Protest gegen Angriff auf EU-Durchsetzungsrichtlinie / IG BAU warnt vor drohender Prozessflut bei Arbeitsgerichten
(Frankfurt am Main) - Die Industriegewerkschaft Bauen-Agrar-Umwelt (IG BAU) warnt vor einem Raubbau des Schutzes für entsandte Arbeiter und vor einer drohenden Prozesslawine bei den Arbeitsgerichten. Hintergrund sind Vorschläge, die EU-Entsenderichtlinie zu ändern. Baugewerkschaften aus ganz Europa demonstrieren heute (für die Red. 12. Juni 2013) dagegen vor dem Europäischen Parlament (EP) in Straßburg. Sie sehen in dem Änderungspaket, über das der Beschäftigungsausschuss des EP am 20. Juni 2013 abstimmt, einen Angriff auf die Arbeitnehmerrechte und einen fairen Wettbewerb. So sollen Kontrollen von Entsendefirmen stark eingeschränkt werden. "Die EU-Kommission will Lohndumping legalisieren. Ausbeutung und Sozialdumping kann nach den Vorschlägen fast nicht mehr verfolgt werden. Die Finanzkontrolle Schwarzarbeit würde in Deutschland praktisch handlungsunfähig. Alles läuft darauf hinaus, dass dann nur noch die Regeln des Herkunftslandes gelten - und die sind in der Regel schlechter als die in Deutschland", sagte der stellvertretende IG BAU-Bundesvorsitzende Dietmar Schäfers, der gleichzeitig Präsident des ständigen Bauausschusses der Europäischen Föderation der Bau- und Holzarbeiter (EFBH) ist. "Das Vorhaben der EU-Kommission vernichtet den regulären Wettbewerb in Deutschland, viele Betriebe und tausende von Arbeitsplätzen. Die Bundeskanzlerin trägt hier Verantwortung. Sie muss endlich intervenieren. Die Idee ist nicht neu. Die hatte schon der Ex-EU-Kommissar Frits Bolkestein. Er ist damit gescheitert und auch jetzt werden wir diese Zumutungen zu Fall bringen."

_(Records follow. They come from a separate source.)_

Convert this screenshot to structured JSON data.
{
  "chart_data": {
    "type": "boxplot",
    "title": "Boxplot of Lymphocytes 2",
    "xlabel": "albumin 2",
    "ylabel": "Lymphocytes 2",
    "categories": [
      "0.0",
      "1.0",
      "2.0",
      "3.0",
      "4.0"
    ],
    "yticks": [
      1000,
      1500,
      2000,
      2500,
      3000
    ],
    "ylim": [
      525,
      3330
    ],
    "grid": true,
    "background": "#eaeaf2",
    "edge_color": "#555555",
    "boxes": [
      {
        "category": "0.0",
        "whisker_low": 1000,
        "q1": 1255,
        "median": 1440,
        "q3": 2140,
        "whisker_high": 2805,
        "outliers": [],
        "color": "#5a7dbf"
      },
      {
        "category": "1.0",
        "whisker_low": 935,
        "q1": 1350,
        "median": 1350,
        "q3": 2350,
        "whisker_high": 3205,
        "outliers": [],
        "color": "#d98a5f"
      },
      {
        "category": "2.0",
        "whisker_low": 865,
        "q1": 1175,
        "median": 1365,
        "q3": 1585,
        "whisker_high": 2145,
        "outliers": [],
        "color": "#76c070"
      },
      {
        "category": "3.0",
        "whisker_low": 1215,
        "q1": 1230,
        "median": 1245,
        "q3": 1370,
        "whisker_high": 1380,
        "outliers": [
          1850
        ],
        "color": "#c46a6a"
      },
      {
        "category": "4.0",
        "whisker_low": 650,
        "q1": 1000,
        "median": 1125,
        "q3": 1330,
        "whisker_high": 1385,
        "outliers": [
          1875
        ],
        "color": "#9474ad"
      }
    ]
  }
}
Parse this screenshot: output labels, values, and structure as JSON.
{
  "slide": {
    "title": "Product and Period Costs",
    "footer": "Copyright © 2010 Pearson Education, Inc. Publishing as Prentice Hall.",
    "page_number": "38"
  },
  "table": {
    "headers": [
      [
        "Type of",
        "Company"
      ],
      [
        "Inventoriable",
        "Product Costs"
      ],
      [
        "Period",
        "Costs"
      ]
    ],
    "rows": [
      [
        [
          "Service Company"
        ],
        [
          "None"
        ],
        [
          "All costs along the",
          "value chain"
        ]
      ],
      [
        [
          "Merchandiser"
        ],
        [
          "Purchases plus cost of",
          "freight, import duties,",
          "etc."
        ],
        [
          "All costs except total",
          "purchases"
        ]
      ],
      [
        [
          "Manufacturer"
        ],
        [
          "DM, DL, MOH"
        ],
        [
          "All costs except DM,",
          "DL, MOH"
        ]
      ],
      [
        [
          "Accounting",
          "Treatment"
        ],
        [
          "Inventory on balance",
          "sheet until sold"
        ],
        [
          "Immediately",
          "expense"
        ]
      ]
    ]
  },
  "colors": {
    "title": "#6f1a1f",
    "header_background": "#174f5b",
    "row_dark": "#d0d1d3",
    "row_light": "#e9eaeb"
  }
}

Die Vorschläge sehen zudem vor, dass der Generalunternehmer nicht mehr für Verstöße seiner Subunternehmer haftet. Arbeiter von Subunternehmen sollen dieses verklagen, wenn sie etwa um ihren Lohn geprellt werden. "Es gehört bei den nicht wenigen unseriösen Entsendefirmen zum Geschäftsmodell, die letzte Lohnzahlung grundlos einzubehalten", sagte Schäfers. Bisher können sich Arbeiter das Geld vom Generalunternehmer holen, der den Subunternehmer beauftragt hat. Wird die Entsenderichtlinie aber wie geplant geändert, muss sich der Arbeiter auf eine Kette von Klagen einstellen, die genauso lang ist wie die der Subunternehmer. Das heißt er muss erst die Firma auf Lohn verklagen, bei der er beschäftigt war. Weil sich betrügerische Firmen aber regelmäßig in die Pleite flüchten, geht er leer aus. Um an sein Geld zu kommen, soll er laut Änderung dann den nächsten Subunternehmer verklagen und so fort bis er nach Jahren endlich bei dem meist zahlungsfähigen Generalunternehmer angekommen ist. "Sollte sich dieser Irrwitz durchsetzen, kann sich der Staat schon mal nach vielen neuen Arbeitsrechtlern umsehen. Dann kommen auf die Gerichte so viele Prozesse zu, dass die bisherigen Arbeitsrichter in der Klageflut untergehen. Schließlich gibt es bei den Subunternehmer-Ketten oft mehr als zehn beteiligte Firmen. Wenn diese für jeden nicht gezahlten Lohn jedes Mal alle hintereinander verklagt werden müssen, kann das nur im Chaos enden. Für die betroffenen Arbeiter bedeutet dieser Vorschlag einen Stoß in die materielle Not. Die meisten leben von der Hand in den Mund. Sie können es sich nicht leisten, jahrelang auf ihr Geld zu warten", sagte Schäfers.